The Taishaku River has been flowing through the karst plateau in this area
for hundreds of millions of years, forming soaring walls, natural bridges, rapids
An artificial lake created here in 1924 for hydroelectric power generation
provided a great change in the scenery. It added extra beauty to the scenery by
reflecting the white walls of rocks and the fresh green or autumn leaves in
various hues. It was in 1923, when Miyajima was designated as a national
special place of scenic beauty, that Taishakukyo Gorge was also given the same
designation. The name used in the designation was "Taishaku-gawa-no-tani"
(The Valley of the Taishaku River). It was designated as a prefectural park in
1935, then as Quasi National Park in 1963.
There is a historic old temple named "Eimyoji" in Kami-Taishaku (the
upstream area). The temple is dedicated to Taishakuten, which is said to be the
origin of the name Taishakukyo. About two kilometers downstream of Eimyoji
lies Onbashi (male bridge), a natural bridge made of limestone. A giant natural
bridge, 90 meters in length, 40 meters in height and 18 meters from the river bed,
this is a natural monument of Japan that can be called a wonder of the world.

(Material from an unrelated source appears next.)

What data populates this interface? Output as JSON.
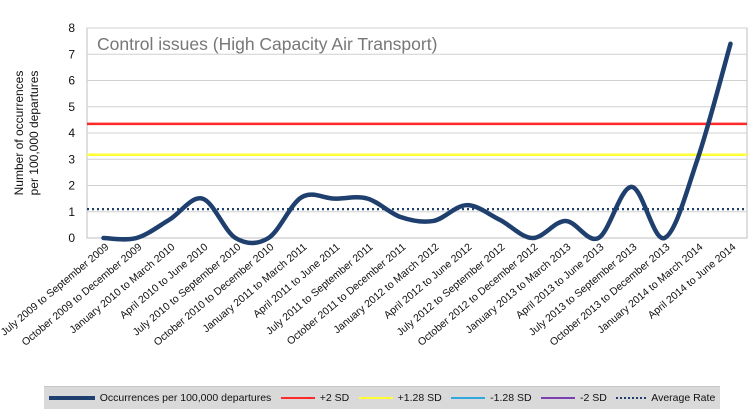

A counterpart, Menbashi (female bridge), used to be seen near it but now is
submerged in the water of Jin-ryu-ko (lake of divine dragon).

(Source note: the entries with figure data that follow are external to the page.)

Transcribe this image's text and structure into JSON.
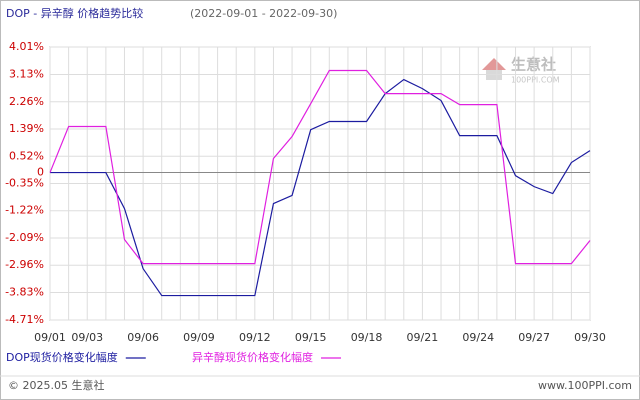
{
  "chart_data": {
    "type": "line",
    "title": "DOP - 异辛醇 价格趋势比较",
    "subtitle": "(2022-09-01 - 2022-09-30)",
    "categories": [
      "09/01",
      null,
      "09/03",
      null,
      null,
      "09/06",
      null,
      null,
      "09/09",
      null,
      null,
      "09/12",
      null,
      null,
      "09/15",
      null,
      null,
      "09/18",
      null,
      null,
      "09/21",
      null,
      null,
      "09/24",
      null,
      null,
      "09/27",
      null,
      null,
      "09/30"
    ],
    "series": [
      {
        "name": "DOP现货价格变化幅度",
        "color": "#1c1ca0",
        "values": [
          0,
          0,
          0,
          0,
          -1.15,
          -3.07,
          -3.93,
          -3.93,
          -3.93,
          -3.93,
          -3.93,
          -3.93,
          -0.99,
          -0.73,
          1.37,
          1.63,
          1.63,
          1.63,
          2.52,
          2.97,
          2.68,
          2.3,
          1.18,
          1.18,
          1.18,
          -0.1,
          -0.45,
          -0.67,
          0.32,
          0.7
        ]
      },
      {
        "name": "异辛醇现货价格变化幅度",
        "color": "#e020e0",
        "values": [
          0,
          1.47,
          1.47,
          1.47,
          -2.14,
          -2.91,
          -2.91,
          -2.91,
          -2.91,
          -2.91,
          -2.91,
          -2.91,
          0.45,
          1.15,
          2.2,
          3.26,
          3.26,
          3.26,
          2.52,
          2.52,
          2.52,
          2.52,
          2.17,
          2.17,
          2.17,
          -2.91,
          -2.91,
          -2.91,
          -2.91,
          -2.17
        ]
      }
    ],
    "ylim": [
      -4.71,
      4.01
    ],
    "yticks": [
      {
        "value": 4.01,
        "label": "4.01%"
      },
      {
        "value": 3.13,
        "label": "3.13%"
      },
      {
        "value": 2.26,
        "label": "2.26%"
      },
      {
        "value": 1.39,
        "label": "1.39%"
      },
      {
        "value": 0.52,
        "label": "0.52%"
      },
      0,
      {
        "value": -0.35,
        "label": "-0.35%"
      },
      {
        "value": -1.22,
        "label": "-1.22%"
      },
      {
        "value": -2.09,
        "label": "-2.09%"
      },
      {
        "value": -2.96,
        "label": "-2.96%"
      },
      {
        "value": -3.83,
        "label": "-3.83%"
      },
      {
        "value": -4.71,
        "label": "-4.71%"
      }
    ],
    "grid": true,
    "watermark": {
      "name": "生意社",
      "url": "100PPI.COM"
    },
    "footer": {
      "copyright": "© 2025.05 生意社",
      "site": "www.100PPI.com"
    }
  }
}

The valley along the Taishaku River extends for 18 kilometers. A trail that
leads from there to Jin-ryu-ko downstream provides a wonderful hiking course.
This type of ravine is peculiar to karst plateaus (Photograph taken circa 1994)

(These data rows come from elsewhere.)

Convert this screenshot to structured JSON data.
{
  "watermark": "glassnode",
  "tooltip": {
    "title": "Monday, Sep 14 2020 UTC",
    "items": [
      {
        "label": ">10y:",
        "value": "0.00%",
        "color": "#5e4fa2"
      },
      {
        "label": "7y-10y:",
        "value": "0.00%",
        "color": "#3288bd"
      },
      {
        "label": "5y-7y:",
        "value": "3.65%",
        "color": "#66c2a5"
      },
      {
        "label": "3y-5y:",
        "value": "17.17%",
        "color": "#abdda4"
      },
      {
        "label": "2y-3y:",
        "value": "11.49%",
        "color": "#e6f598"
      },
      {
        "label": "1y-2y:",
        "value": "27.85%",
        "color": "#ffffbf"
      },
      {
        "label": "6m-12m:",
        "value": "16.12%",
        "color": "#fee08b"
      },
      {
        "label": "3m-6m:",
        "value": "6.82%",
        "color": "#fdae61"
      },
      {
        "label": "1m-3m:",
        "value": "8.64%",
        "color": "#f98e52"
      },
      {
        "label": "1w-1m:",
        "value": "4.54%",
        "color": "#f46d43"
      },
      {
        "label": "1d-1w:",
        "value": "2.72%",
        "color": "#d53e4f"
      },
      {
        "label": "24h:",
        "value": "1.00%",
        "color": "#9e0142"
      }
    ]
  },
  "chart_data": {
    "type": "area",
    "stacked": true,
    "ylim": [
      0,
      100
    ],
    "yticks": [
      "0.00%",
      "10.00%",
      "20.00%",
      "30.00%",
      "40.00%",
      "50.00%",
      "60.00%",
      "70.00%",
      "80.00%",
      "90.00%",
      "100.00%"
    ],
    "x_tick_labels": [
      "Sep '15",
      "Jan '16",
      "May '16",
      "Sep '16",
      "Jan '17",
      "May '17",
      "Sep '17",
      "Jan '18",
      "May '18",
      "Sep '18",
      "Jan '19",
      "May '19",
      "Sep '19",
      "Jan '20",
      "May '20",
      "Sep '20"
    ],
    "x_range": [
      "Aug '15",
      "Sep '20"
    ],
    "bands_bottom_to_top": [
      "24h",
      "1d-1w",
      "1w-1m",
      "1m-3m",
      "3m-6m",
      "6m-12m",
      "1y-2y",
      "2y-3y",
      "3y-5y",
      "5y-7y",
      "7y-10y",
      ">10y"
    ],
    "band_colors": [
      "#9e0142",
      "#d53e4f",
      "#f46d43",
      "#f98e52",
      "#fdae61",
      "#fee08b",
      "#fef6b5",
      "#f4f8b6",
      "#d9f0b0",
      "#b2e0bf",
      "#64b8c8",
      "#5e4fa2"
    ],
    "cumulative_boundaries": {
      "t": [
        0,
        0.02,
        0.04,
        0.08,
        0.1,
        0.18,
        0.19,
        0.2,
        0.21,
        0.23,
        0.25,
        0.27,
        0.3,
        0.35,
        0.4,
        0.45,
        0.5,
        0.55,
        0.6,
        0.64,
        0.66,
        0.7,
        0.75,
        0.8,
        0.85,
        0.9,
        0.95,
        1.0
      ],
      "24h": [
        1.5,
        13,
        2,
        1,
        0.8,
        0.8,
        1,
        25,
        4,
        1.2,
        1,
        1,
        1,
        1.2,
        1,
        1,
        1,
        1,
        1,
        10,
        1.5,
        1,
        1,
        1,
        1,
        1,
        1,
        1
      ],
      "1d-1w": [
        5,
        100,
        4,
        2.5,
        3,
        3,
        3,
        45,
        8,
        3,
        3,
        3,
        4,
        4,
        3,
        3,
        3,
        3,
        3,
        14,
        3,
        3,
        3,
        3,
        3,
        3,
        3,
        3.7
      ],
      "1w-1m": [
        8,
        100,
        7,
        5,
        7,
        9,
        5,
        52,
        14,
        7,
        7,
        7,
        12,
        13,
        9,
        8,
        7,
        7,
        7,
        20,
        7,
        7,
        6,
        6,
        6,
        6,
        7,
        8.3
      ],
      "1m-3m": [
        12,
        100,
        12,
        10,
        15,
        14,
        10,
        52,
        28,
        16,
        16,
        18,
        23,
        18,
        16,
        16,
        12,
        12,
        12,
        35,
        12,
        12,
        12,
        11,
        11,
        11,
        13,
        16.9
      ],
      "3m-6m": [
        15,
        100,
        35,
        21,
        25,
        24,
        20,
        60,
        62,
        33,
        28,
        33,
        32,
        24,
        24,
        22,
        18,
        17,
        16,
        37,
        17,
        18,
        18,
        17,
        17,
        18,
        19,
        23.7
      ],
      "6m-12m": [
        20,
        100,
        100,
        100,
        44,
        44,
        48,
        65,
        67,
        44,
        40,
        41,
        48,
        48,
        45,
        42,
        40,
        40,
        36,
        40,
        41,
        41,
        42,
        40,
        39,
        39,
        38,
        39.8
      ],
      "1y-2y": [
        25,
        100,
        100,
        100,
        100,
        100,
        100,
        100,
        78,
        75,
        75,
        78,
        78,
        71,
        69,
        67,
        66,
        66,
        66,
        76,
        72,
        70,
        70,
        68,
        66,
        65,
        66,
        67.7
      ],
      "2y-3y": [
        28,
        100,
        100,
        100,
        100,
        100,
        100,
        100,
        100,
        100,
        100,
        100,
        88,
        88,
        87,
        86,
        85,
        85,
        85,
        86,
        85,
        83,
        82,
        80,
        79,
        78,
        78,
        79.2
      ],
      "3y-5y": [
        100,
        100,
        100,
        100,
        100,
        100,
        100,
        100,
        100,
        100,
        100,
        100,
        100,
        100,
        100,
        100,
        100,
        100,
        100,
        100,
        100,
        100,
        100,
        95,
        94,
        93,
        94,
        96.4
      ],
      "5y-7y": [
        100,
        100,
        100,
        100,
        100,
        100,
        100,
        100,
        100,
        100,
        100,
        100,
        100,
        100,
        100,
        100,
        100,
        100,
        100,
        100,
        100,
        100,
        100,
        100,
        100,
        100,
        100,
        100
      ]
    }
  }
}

A little downstream of Eimyoji Temple in Kamitaishaku is situated Taishaku Local Museum. Hakuundo, a famous limestone cave, is located a little farther downstream. An extensive collection of natural specimens, materials on natural science, folk customs and archeology are collected and exhibited in the museum, starting from the Mawatari Iwakage remains, with a focus on Taishakukyo.